Religion
- Affiliation: Roman Catholic
- Diocese: Archdiocese of Ljubljana
- Ecclesiastical or organisational status: Cathedral
- Year consecrated: 1940

Location
- Location: Črna Vas, Slovenia
- Interactive map of St. Michael's Church
- Coordinates: 46°00′44.49″N 14°30′21.26″E﻿ / ﻿46.0123583°N 14.5059056°E

Architecture
- Architect: Jože Plečnik
- Type: Church
- Completed: 1939

Specifications
- Length: 23.30 m (76.4 ft)
- Width: 13.30 m (43.6 ft)
- Spire: 1

UNESCO World Heritage Site
- Type: Cultural
- Criteria: iv
- Designated: 2021 (44th session)
- Part of: The works of Jože Plečnik in Ljubljana – Human Centred Urban Design
- Reference no.: 1643
- Region: Europe and North America

Website
- www.zupnijabarje.si/plecnikova-cerkev-sv-mihaela.html

= St. Michael's Church (Črna Vas) =

Catholic church in Slovenia

St. Michael's Church in Črna Vas, Slovenia, also known as St. Michael's Church in the Marsh (Cerkev sv. Mihaela na Barju), is a parish church of the Latin Church of the Catholic Church in the Archdiocese of Ljubljana. Dedicated to Saint Michael, it is one of the prominent works of 20th-century Slovenian architect Jože Plečnik, and is listed as a monument of national significance of Slovenia. The church, together with several other Plečnik's works in Ljubljana, has also been listed as a UNESCO World Heritage Site The works of Jože Plečnik in Ljubljana – Human Centred Urban Design in 2021.

==History==
The church was commissioned on behalf of Trnovo parish, with support of the parish priest and writer Fran Saleški Finžgar. In 1922, Finžgar asked his neighbour Plečnik to prepare some plans for the church. The task proved challenging due to the soft ground of the Ljubljana Marsh. Initial plans were scrapped due to extensive floods and economic recession in the 1920s, however, Plečnik prepared new plans in 1935. Finžgar retired in 1936 and the organizational tasks were taken over by Karel Matkovič, Plečnik's nephew. Following some initial disagreements with local landowners, the construction begun in 1937.

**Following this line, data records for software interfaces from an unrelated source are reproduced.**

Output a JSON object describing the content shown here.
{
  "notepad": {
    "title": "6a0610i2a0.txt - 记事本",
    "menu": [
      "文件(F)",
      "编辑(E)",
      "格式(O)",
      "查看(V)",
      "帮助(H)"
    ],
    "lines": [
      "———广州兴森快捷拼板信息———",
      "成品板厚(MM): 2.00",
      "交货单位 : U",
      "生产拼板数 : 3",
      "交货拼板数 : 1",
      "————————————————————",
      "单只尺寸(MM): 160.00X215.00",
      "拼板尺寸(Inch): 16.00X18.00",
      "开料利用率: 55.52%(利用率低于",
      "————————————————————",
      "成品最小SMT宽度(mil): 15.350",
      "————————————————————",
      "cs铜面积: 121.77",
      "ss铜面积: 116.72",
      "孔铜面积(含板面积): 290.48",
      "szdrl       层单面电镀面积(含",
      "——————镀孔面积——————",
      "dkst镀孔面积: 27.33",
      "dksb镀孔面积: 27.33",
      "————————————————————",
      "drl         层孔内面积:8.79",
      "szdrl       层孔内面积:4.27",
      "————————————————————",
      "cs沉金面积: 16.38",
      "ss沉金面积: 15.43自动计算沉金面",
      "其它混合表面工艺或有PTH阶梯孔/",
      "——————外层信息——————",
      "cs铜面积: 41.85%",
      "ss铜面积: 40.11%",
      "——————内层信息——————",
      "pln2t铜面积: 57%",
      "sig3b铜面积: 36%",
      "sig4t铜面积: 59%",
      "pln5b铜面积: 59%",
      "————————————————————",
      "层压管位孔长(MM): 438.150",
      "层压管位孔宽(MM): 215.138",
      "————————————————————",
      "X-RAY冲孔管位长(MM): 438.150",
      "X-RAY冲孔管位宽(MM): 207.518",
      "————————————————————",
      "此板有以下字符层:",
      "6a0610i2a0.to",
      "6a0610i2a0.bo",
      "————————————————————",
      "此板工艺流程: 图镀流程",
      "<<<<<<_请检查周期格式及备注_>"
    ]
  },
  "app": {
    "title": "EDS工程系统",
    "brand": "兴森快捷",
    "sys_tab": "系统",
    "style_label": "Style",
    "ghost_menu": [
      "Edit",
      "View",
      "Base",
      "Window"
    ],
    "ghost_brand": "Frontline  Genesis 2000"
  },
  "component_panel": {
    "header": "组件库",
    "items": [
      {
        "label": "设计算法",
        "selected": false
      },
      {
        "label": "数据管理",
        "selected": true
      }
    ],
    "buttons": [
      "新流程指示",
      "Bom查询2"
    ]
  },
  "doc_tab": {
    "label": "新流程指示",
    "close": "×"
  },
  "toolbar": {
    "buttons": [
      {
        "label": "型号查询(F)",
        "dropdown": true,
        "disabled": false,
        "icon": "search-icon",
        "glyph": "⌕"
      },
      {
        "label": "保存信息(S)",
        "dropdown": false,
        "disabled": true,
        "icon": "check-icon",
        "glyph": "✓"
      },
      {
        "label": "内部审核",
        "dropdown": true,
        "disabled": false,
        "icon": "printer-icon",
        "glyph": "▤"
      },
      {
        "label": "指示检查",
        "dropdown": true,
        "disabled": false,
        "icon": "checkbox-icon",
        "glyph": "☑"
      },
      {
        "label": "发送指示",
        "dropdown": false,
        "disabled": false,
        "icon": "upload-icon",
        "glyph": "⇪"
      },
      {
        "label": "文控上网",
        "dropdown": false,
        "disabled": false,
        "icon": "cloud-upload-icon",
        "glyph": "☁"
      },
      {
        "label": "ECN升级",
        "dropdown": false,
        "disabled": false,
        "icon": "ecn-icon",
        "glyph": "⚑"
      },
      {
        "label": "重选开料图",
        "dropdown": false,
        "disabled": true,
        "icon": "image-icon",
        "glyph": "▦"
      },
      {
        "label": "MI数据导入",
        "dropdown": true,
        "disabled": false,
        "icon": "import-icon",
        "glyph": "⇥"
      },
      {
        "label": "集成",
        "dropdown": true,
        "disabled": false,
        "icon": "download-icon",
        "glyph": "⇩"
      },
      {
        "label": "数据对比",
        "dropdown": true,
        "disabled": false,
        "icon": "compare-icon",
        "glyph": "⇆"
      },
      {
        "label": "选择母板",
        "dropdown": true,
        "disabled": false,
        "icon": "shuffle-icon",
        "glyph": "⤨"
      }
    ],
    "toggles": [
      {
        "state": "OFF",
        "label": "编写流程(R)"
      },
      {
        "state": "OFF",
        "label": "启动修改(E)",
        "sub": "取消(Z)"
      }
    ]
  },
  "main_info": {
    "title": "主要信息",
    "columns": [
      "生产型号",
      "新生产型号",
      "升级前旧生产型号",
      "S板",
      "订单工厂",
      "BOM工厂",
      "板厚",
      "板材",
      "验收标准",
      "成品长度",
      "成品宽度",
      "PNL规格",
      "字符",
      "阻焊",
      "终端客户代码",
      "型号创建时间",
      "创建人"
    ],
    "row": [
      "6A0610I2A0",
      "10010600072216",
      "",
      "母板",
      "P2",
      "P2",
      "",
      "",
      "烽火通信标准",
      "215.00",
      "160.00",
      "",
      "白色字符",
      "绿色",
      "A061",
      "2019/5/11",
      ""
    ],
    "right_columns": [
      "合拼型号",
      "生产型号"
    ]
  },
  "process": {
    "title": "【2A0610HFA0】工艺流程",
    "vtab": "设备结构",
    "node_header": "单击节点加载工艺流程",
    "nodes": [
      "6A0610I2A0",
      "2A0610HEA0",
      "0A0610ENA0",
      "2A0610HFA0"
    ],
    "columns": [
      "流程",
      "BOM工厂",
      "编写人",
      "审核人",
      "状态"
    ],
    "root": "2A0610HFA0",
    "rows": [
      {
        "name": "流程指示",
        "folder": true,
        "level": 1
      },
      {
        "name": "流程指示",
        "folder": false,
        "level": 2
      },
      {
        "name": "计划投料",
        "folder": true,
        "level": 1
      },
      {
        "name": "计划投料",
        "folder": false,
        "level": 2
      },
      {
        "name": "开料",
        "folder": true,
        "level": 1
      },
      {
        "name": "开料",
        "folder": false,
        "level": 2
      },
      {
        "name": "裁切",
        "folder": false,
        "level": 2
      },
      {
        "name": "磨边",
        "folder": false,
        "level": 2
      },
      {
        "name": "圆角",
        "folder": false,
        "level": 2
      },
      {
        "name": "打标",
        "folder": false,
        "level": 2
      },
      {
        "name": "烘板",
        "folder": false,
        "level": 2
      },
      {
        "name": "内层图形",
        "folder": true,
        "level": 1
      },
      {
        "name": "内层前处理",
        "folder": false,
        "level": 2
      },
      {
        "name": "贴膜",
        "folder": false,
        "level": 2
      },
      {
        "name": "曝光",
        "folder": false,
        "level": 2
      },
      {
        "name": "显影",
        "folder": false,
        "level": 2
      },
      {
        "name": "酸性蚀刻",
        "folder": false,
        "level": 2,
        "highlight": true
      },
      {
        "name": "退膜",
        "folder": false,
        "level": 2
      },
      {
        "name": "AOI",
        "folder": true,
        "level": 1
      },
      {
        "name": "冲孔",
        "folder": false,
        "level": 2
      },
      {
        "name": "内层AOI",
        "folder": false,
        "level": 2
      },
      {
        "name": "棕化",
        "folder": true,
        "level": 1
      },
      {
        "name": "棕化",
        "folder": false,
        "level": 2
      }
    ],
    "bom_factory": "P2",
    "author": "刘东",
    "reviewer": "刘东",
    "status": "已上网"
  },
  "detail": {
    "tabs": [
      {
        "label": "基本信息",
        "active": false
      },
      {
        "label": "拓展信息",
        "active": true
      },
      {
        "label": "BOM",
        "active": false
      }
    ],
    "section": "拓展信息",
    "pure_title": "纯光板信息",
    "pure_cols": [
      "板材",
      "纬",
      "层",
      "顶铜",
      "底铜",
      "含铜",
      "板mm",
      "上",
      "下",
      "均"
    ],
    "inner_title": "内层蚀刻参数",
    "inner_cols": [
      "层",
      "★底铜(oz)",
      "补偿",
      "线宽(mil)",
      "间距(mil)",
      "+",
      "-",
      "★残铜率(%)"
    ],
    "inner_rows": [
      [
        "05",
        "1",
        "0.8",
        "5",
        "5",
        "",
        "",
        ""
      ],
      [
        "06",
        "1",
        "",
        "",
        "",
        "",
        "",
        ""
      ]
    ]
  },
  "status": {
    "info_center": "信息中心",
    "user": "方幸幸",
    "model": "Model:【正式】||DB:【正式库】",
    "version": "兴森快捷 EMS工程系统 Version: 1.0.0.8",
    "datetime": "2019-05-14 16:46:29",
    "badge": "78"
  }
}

The construction site specifics called for some innovative solutions by Plečnik. The soft ground required the church to be built on supports rammed into the mud. In addition, the bell-tower was constructed separately from the main building and its weight was reduced by arched openings. The church aisle itself is elevated, with a staircase leading to it. The basement is occupied by classrooms and the priest's living quarters. Due to budget constraints, Plečnik used local materials, such as the stone from the nearby Podpeč quarry and timber, donated by the locals. Plečnik only used stone for the central part and for the four corners, while he used concrete sewer pipes and timber to fill in the empty spaces. He also used concrete roof tiles. The church was completed in 1939 and consecrated in 1940 by Ljubljana's Bishop Gregorij Rožman.

The sanctuary has an unusual orientation:the altar is placed on the longer side of the nave, thereby reducing the distance between the priest and the church-goers. This is the approach that Plečnik also took at the St. Francis's Church in Ljubljana. With the main altar placed almost in the centre, Plečnik preceded the principles set by the Second Vatican Council by several decades, bringing a new design to the sanctuary.